На секунду закрыла глаза, и хотелось исчезнуть. Там, внутри, всё снова закручивалось – та же тяжесть, что и в ту ночь. Как будто должна, обязана, не имею права на отказ.
Но вслух я произнесла:
– Мне пора. Пациенты.
– Конечно. – Он отрезал, как ножом. – Работа важнее. Как всегда.
Связь оборвалась. Я убрала телефон в карман и стояла с закрытыми глазами ещё пару секунд.
Вдох.
Выдох.
Так тяжело, будто весь воздух в лёгких зацементирован.
Как же мне всё это уже надоело…
Но в коридоре скрипнула дверь, и медсестра помахала мне из палаты:
– Бриэль, мы готовы!
Я встряхнула головой, натянула улыбку. Пошла вперёд – с тем выражением, которое тренируешь перед зеркалом. Профессиональная, мягкая, уверенная.

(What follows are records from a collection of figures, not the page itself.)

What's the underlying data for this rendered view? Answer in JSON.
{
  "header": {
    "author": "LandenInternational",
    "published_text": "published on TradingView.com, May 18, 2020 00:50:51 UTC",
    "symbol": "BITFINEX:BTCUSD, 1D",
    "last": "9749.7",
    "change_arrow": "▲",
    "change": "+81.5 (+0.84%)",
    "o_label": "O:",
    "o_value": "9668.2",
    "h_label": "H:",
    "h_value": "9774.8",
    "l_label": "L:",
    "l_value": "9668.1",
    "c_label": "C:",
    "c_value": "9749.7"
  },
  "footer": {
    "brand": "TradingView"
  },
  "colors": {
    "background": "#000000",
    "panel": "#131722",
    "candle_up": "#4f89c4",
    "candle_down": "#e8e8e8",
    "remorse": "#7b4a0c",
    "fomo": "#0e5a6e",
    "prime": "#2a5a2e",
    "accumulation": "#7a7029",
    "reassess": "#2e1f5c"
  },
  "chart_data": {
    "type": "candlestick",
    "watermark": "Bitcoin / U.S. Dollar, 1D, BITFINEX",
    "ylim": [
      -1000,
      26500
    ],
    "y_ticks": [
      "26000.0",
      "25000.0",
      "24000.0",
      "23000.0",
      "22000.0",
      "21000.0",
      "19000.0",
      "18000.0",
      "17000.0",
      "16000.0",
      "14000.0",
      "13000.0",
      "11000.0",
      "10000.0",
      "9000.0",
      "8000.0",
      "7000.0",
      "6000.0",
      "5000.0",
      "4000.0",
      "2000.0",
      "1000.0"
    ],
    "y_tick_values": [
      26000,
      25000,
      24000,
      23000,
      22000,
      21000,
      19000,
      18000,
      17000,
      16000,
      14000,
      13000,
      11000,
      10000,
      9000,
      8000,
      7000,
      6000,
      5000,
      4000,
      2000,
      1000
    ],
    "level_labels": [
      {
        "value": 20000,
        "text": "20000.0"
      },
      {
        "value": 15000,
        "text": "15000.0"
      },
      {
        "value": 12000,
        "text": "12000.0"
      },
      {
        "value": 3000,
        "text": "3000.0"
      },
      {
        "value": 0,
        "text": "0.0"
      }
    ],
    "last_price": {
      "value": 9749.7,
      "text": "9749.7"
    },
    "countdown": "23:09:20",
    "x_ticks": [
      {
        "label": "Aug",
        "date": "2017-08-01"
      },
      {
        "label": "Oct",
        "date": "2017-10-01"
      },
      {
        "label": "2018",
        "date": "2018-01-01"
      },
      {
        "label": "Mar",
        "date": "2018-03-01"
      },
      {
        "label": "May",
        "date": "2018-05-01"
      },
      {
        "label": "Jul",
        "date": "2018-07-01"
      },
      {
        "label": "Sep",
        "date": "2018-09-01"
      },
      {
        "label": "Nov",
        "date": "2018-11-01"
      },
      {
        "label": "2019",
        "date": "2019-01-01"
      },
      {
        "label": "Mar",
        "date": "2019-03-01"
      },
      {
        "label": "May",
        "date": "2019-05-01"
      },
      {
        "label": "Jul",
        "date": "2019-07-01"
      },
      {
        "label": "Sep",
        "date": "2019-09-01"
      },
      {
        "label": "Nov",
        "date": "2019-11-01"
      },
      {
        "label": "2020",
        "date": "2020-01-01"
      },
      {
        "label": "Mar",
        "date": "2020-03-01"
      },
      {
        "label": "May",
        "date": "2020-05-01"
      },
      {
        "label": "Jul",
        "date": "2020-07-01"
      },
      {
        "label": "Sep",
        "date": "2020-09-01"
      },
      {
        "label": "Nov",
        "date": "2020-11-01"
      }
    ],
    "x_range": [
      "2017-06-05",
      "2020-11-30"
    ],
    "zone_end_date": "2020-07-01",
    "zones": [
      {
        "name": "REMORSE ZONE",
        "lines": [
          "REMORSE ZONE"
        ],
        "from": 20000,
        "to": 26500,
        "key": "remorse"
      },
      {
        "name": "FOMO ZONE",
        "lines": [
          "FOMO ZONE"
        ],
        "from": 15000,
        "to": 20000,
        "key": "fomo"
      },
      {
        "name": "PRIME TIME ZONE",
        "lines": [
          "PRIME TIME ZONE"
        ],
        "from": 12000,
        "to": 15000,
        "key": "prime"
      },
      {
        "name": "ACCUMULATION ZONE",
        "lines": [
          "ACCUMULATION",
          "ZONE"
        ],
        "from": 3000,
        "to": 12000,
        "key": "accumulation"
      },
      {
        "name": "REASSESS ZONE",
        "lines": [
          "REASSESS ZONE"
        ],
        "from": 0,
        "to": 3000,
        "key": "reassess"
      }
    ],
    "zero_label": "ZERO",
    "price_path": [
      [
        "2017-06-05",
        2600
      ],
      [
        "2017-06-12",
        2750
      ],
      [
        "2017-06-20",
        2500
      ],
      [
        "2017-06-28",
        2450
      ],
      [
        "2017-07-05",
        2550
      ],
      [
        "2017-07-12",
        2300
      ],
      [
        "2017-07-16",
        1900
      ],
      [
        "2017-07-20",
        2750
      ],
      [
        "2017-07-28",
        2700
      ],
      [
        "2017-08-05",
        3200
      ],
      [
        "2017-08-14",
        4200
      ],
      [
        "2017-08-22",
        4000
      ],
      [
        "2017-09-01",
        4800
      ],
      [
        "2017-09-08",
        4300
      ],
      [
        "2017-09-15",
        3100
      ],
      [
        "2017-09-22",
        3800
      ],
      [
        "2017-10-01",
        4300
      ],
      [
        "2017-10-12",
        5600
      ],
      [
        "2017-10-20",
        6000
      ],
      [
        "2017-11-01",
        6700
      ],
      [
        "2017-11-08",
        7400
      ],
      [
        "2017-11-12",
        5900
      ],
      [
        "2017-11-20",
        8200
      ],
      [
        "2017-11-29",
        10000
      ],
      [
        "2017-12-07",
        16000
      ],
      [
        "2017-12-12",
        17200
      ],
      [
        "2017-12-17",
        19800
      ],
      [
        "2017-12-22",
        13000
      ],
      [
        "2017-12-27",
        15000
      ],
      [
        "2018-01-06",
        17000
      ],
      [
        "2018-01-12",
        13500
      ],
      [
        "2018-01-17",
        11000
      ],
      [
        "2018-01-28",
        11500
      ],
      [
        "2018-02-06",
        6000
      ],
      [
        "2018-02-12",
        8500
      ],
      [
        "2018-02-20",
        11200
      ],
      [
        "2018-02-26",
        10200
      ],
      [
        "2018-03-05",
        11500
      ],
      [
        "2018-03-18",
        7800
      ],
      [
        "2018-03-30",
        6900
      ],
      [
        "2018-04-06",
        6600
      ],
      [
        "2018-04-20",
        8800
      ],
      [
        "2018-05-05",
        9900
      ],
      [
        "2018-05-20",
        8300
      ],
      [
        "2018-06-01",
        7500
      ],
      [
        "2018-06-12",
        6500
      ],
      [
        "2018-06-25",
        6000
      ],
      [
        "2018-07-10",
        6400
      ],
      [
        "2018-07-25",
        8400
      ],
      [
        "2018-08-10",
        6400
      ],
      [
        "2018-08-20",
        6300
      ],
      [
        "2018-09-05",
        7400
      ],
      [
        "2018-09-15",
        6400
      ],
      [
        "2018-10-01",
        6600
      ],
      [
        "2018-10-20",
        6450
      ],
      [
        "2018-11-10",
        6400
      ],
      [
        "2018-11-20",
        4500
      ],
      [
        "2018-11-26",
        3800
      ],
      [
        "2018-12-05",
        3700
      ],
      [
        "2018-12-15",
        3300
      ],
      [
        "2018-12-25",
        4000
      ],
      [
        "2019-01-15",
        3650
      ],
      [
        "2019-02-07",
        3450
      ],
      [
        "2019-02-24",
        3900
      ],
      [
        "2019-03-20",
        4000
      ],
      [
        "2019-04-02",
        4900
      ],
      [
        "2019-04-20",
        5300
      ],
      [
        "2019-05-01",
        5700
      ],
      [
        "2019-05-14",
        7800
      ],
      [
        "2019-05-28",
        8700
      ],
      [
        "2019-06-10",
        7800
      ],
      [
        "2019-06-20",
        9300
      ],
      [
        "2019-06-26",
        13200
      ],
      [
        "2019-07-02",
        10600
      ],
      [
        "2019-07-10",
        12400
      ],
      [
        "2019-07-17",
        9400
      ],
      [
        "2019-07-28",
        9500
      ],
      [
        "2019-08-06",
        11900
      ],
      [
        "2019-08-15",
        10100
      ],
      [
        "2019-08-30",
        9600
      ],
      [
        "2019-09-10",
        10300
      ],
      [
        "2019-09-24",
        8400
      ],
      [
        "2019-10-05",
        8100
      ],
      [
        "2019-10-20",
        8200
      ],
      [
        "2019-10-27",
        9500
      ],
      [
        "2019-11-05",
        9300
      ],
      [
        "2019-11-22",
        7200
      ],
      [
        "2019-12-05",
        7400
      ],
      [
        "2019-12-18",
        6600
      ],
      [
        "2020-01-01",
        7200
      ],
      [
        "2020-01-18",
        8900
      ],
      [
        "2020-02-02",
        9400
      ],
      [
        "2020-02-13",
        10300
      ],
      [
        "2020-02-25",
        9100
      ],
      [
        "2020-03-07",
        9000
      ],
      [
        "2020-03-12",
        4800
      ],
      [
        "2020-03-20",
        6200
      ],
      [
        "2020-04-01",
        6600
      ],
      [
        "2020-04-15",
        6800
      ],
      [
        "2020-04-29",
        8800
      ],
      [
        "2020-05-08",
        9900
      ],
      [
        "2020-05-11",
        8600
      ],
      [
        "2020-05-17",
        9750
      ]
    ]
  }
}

Открыла дверь, вошла в палату.
Пациент – пожилой мужчина с повязкой на груди – посмотрел на меня с облегчением.
Я улыбнулась ему.
– Доброе утро. Как самочувствие?
Он кивнул, расслабляясь.
А я сидела рядом, будто всё было в порядке. Будто за дверью нет никого, кто ждёт, чтобы я снова стала “должной”.
Будто это моя жизнь.
И будто я ещё в неё верю.
Как только вышла из палаты и успела закрыть за собой дверь, экран телефона снова вспыхнул.
Антонио.
Второй раз за утро.
Где-то внутри у меня всё сжалось от тревоги.
Я знала: если не возьму – будет хуже.
Если возьму – не легче.
Смахнула вызов. Потом всё же нажала «перезвонить» – лучше самой, чем ждать его холодного, давящего тона.
– Да? – голос вышел тише, чем хотела. Даже покорнее.
– Наконец-то. – Его голос был гладким, как лёд. – Я уже начал думать, что мне теперь записываться к тебе через секретаря.
Телефон прижала к уху сильнее, стараясь не вздохнуть вслух.
– Я была с пациентом, Антонио. Мне правда некогда.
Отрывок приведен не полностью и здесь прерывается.